I am not alone in my enjoyment of The Carrie Diaries, Metacritic, the film and television review website which summarises and brings together critical reviews of TV shows and films, shows 11 favourable reviews for the series. A few of these have compared The Carrie Diaries to My So-Called Life and Freaks and Geeks. Others, positive, middling, and negative, have compared The Carrie Diaries to what Buffy Summers calls the John Hughes teen oeuvre. Still others have run colder and cold about The Carrie Diaries. According to the summary at Metacritic 8 critics have had a mixed response to the series while 4 have reacted negatively to it. One reviewer who gives The Carrie Diaries a big thumbs down, Matt Zoller Seitz of Vulture, says it dishonours its source, Sex and the City and that its characters are bland. Another, Patti Greco, also of Vulture, accuses The Carrie Diaries of violating Sex and the City continuity.

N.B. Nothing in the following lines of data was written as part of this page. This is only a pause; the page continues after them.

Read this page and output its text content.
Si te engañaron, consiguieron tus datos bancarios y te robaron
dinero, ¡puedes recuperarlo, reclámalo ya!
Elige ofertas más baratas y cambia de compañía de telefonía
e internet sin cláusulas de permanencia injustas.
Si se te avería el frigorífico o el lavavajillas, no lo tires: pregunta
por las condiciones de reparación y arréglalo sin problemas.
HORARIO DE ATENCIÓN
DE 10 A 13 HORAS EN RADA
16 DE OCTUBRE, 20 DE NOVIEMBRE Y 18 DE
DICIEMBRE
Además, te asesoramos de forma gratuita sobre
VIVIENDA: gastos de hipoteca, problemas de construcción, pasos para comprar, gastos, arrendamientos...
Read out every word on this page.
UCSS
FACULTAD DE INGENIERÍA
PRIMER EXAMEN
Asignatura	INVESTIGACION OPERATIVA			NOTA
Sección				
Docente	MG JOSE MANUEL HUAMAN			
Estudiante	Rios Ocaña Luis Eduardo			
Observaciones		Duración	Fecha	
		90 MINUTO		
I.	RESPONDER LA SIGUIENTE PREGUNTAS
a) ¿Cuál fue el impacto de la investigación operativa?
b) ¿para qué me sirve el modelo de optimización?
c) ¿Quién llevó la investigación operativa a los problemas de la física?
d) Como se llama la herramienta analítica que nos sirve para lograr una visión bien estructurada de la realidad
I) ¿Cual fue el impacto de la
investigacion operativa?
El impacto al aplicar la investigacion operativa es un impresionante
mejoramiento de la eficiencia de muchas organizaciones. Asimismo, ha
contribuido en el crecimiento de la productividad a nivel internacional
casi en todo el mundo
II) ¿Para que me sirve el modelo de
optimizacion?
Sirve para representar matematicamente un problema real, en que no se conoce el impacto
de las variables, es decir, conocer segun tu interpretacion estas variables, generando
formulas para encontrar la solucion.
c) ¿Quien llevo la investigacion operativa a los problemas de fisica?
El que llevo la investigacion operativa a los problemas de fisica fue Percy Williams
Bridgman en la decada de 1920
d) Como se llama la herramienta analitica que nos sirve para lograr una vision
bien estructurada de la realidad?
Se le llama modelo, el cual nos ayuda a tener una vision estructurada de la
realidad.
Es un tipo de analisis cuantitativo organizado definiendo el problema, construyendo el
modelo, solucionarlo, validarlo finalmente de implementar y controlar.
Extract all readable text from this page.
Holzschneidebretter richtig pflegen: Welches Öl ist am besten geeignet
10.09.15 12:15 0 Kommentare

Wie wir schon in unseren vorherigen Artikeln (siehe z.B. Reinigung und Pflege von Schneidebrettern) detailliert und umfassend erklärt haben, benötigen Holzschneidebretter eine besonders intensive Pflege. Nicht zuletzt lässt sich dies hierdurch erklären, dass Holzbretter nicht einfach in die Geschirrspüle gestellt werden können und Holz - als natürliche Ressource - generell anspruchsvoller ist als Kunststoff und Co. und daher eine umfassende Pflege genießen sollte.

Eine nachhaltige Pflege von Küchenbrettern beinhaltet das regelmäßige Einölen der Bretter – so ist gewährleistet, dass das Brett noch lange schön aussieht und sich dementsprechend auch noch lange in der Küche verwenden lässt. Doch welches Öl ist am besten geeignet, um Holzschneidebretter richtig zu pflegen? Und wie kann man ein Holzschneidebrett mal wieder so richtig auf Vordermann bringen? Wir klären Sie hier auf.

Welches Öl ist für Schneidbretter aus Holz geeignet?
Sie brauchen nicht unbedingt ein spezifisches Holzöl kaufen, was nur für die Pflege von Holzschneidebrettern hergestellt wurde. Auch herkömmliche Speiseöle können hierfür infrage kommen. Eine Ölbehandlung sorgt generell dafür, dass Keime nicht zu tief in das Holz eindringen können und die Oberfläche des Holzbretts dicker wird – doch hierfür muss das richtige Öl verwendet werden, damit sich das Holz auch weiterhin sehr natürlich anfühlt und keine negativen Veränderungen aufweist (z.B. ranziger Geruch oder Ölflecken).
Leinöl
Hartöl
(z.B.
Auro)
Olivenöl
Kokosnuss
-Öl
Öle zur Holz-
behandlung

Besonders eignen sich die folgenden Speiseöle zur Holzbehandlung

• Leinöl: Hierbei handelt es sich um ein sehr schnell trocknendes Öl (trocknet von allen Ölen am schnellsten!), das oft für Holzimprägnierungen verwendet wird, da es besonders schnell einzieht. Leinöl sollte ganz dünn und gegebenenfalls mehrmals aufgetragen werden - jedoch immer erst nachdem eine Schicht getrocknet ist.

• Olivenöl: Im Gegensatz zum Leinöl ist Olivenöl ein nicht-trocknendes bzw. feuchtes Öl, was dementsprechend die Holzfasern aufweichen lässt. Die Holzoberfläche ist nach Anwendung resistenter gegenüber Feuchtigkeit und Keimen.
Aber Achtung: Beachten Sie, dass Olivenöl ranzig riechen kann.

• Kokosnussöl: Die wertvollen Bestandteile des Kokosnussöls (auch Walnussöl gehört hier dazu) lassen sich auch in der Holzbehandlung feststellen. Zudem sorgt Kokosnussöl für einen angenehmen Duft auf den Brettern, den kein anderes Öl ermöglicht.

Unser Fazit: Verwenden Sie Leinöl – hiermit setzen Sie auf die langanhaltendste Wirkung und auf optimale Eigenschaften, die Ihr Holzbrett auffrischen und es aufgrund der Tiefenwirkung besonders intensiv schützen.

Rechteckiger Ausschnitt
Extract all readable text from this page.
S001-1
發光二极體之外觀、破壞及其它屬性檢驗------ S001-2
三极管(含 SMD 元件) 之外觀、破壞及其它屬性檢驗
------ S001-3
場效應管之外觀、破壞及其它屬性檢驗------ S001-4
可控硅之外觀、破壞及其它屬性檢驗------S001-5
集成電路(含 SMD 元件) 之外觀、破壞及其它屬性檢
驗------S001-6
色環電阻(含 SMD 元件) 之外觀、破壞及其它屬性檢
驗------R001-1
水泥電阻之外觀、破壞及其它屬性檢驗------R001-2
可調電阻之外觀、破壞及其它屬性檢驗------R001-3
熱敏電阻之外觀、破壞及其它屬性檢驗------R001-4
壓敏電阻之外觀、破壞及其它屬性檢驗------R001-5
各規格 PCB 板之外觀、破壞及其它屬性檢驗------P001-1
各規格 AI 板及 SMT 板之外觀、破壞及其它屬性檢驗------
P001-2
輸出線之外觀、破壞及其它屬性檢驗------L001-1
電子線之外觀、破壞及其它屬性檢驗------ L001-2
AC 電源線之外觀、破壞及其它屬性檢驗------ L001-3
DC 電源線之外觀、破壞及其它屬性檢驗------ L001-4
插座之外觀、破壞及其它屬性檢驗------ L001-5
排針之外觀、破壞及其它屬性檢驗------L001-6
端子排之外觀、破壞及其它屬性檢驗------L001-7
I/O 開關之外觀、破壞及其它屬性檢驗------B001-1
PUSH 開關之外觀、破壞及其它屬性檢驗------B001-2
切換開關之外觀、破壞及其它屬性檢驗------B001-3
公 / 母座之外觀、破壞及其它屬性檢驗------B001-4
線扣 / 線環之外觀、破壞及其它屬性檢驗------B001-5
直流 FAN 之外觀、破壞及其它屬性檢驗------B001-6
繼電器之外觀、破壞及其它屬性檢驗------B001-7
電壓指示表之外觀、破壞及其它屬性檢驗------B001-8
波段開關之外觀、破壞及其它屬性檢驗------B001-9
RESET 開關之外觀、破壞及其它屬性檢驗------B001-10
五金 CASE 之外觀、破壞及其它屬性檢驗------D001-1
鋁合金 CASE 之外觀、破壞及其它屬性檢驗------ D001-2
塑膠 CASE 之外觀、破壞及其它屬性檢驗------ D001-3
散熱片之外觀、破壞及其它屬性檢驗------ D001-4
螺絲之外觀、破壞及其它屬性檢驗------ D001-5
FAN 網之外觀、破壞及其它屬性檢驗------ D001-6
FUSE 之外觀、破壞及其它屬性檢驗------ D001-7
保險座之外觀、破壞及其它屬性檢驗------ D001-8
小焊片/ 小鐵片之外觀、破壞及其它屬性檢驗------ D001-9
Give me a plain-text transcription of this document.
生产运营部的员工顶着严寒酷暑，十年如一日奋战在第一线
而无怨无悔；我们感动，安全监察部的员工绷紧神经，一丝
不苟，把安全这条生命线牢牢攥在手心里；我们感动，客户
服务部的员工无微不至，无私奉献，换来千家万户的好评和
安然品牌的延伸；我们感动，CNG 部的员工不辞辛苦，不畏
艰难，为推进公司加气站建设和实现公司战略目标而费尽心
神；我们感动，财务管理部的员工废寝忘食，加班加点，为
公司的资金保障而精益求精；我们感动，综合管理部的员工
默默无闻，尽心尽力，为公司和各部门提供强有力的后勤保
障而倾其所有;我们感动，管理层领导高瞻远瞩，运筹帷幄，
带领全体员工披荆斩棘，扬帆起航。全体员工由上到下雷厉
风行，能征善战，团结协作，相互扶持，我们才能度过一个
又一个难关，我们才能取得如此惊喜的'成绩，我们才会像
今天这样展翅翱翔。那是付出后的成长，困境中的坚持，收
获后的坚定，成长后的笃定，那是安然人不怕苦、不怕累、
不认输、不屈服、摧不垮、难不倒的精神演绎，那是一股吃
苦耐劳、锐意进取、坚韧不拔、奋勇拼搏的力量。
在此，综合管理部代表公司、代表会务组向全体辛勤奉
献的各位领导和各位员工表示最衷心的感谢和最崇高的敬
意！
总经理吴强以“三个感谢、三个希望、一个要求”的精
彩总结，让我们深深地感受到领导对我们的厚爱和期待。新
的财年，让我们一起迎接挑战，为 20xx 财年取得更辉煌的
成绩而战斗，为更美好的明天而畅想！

As I read these reviews, particularly the negative reviews, I kept thinking about what most of the reviewers didn't do and what they really should have done. They needed to compare The Carrie Diaries television show with its actual source, the teen Carrie books written by Candace Bushnell--The Carrie Diaries (2010) and Summer in the City (2011)--the same writer who wrote Sex and the City, the book on which the HBO book was based. I haven't read the Bushnell's teen Carrie series books but a quick glance at a website which summarises the Carrie series reveals that the television series is following the books pretty closely at this point. When the book and the television show begin Carrie's mom has recently died. In the book and the television show Carrie has a younger sister named and Dorrit is jealous of Carrie's relationship with their now dead mother. In the book and the TV show Dorrit steals stuff from Carrie and her youngest sister Missy who is missing from the television show. The Freema Agyeman (she who was one of the Doctor's companions) character, Larissa Loughlin, seems to be absent from the book. In the book and the television show Carrie's friends have sex with their boyfriends before she does making her wonder if she is the only virgin in Carrie Diaries land. The books, published by Harper Teen, are pitched to a teen audience. So it should be no surprise that the television series is, as most of the shows on the CW are, as well. The moral of the story: if you want to blame someone for Daddy, Dorrit, or the The Carrie Diaries blame executive producer and author Candace Bushnell.
One last thing before I go, the Guardian's Emma Keller claimed that The Carrie Diaries New York City bore no relationship to the real New York City while Bagelandlox, who contributed a post under Keller's "review", noted pointedly that Carrie's Manhattan, was not the real down and dirty and crime ridden Manhattan of the 1980s. Of course, Carrie's Manhattan is not the real Manhattan of the 1980s. The Manhattan of The Carrie Diaries, like the Manhattan of grown up Carrie in Sex and the City, is a fairy tale Manhattan. Needless to say Carrie is not the first nor will she be the last to romanticise The City.
And the fact that there are no Twin Towers even though we are in the 80s should be a strong enough sign that it's a fairy tale Manhattan.